Di recente (si veda per ultimo la risposta 4/2021 dell’agenzia delle Entrate) l’amministrazione finanziaria si è pronunciata sulle operazioni di leverage cash out e sull'utilizzo abusivo di tali operazioni con particolare riferimento alla cessione delle partecipazioni da parte di una persona fisica che ha in precedenza rivalutato il costo fiscale versando l'imposta sostitutiva anziché il 26% come nei recessi tipici.

L’Agenzia però non tratta mai il caso in cui la società partecipata non ha un patrimonio netto distribuibile capiente per effettuare la diversa operazione ipotizzata dalla stessa Agenzia.

Per poter dare una risposta, bisogna partire da una analisi civilistica dell’istituto del recesso nelle società di capitali (articoli 2437-quater e 2473 del Codice civile) che può alternativamente realizzarsi mediante acquisto della partecipazione del socio uscente da parte degli altri soci o di terzi, o mediante rimborso da parte della società, utilizzando in questo secondo caso gli utili e le riserve disponibili ed in mancanza (od incapienza) riducendo il capitale sociale.

In caso di incapienza delle riserve disponibili e del capitale sociale, il recesso tipico condurrebbe a deliberare lo scioglimento della società. Alle due alternative di liquidazione della quota partecipativa del recedente, pur se poste allo stesso piano, corrispondono effetti patrimoniali e societari molto diversi: ipotizzare un recesso tipico, anziché una vendita, significherebbe postulare che la società target avrebbe dovuto compiere un'operazione potenzialmente in grado di costringerla a ridurre il patrimonio sociale fino al suo dissolvimento mediante scioglimento e/o liquidazione.

È intuitivo che l'esigenza di tutela dell'Erario non può imporre un comportamento autodistruttivo del contribuente soprattutto qualora vi siano altre soluzioni percorribili senza portare la società ad estremi non voluti e non fisiologici (l'abuso del diritto poggia sul concetto di sostituzione di una operazione con un'altra con finalità prevalentemente fiscali, quindi operazioni di pari dignità civilistica ma con un trattamento fiscale diverso).

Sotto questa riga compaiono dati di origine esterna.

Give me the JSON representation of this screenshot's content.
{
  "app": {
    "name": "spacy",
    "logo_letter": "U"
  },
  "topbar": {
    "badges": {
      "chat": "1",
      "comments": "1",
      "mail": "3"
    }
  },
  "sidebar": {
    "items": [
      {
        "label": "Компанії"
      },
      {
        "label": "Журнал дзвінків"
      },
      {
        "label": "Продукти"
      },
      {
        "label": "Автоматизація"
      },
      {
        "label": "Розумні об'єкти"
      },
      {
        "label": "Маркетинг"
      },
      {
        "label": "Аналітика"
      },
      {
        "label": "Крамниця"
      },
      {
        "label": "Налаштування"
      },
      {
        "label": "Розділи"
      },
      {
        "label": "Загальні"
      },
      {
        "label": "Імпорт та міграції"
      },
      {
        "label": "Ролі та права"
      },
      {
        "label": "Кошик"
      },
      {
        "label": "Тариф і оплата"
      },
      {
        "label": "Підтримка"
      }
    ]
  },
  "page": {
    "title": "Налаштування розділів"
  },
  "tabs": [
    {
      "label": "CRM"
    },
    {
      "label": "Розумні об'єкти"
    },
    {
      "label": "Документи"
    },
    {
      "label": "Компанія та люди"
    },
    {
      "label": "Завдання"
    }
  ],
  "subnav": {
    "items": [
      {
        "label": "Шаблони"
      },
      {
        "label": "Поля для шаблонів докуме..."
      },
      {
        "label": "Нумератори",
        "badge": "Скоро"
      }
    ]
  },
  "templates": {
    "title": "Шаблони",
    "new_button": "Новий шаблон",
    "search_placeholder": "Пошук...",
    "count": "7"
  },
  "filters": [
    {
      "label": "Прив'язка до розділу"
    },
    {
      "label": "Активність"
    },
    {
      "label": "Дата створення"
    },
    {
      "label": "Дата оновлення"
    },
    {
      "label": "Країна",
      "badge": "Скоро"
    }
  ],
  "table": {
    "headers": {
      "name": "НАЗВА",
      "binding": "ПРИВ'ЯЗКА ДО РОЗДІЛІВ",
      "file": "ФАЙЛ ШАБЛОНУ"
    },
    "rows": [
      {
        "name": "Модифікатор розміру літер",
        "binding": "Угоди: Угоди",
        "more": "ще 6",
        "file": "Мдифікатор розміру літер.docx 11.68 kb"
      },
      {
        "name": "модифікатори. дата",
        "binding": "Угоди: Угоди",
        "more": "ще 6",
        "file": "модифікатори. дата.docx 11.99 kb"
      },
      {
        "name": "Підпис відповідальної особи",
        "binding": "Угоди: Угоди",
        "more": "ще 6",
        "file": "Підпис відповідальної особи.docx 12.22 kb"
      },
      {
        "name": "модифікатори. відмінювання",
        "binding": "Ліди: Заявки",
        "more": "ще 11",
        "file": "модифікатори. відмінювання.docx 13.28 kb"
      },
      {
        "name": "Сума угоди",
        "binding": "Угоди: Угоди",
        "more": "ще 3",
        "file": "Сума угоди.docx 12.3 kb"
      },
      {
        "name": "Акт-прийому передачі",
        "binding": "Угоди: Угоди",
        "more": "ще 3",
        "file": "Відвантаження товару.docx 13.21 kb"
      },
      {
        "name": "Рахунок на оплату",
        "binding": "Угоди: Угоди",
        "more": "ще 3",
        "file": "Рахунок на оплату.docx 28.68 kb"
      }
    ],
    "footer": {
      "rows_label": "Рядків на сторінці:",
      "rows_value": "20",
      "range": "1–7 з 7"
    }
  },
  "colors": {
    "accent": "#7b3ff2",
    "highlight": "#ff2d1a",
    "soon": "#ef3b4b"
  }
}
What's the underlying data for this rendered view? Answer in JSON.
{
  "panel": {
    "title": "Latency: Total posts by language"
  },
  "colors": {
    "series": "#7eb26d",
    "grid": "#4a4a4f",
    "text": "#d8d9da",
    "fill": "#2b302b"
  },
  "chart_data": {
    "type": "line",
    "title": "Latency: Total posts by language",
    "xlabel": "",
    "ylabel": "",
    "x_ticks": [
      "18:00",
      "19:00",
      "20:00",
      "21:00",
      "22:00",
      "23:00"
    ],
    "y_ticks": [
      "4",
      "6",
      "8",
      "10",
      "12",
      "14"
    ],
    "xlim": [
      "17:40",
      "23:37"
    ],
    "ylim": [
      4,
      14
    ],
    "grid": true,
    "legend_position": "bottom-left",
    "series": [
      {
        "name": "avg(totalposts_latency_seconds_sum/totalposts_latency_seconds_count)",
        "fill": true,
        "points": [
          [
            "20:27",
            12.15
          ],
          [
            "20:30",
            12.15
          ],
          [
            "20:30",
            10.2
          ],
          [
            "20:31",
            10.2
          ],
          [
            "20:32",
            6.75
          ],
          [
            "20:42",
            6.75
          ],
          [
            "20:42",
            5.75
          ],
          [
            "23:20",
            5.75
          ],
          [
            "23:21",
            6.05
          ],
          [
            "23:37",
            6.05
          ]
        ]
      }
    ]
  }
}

Conseguentemente, nei casi in cui ci sia l'obiettiva incapienza delle riserve disponibili a liquidare la quota del recedente, tale circostanza diventa una valida motivazione di natura extrafiscale in grado di conferire legittimità alla vendita, senza la riqualificazione in recesso tipico; ciò a maggior ragione in tutti i casi in cui si possa riscontrare un effettivo change of control con un dimostrabile ridimensionamento dei diritti patrimoniali del venditore.

In conclusione, non risulta che l'agenzia delle Entrate abbia mai preso questa deriva imputando al contribuente di non aver posto in essere operazioni lesive fino a comprometterne la continuità aziendale al solo fine di ridurre l'onere fiscale dovuto.

Il motivo del silenzio potrebbe anche voler intendere che la mancanza di riserve disponibili da asservire al recesso possa considerarsi una ragione extrafiscale per escludere “ab origine” ipotesi abusive. Oppure, in una diversa prospettiva, l'eventuale riclassificazione dell'operazione di vendita in un recesso tipico potrebbe essere avanzata in sede di verifica ma nel limite delle riserve disponibili per la distribuzione presenti nel patrimonio netto della società dell'ultimo bilancio approvato antecedentemente all'operazione contestata.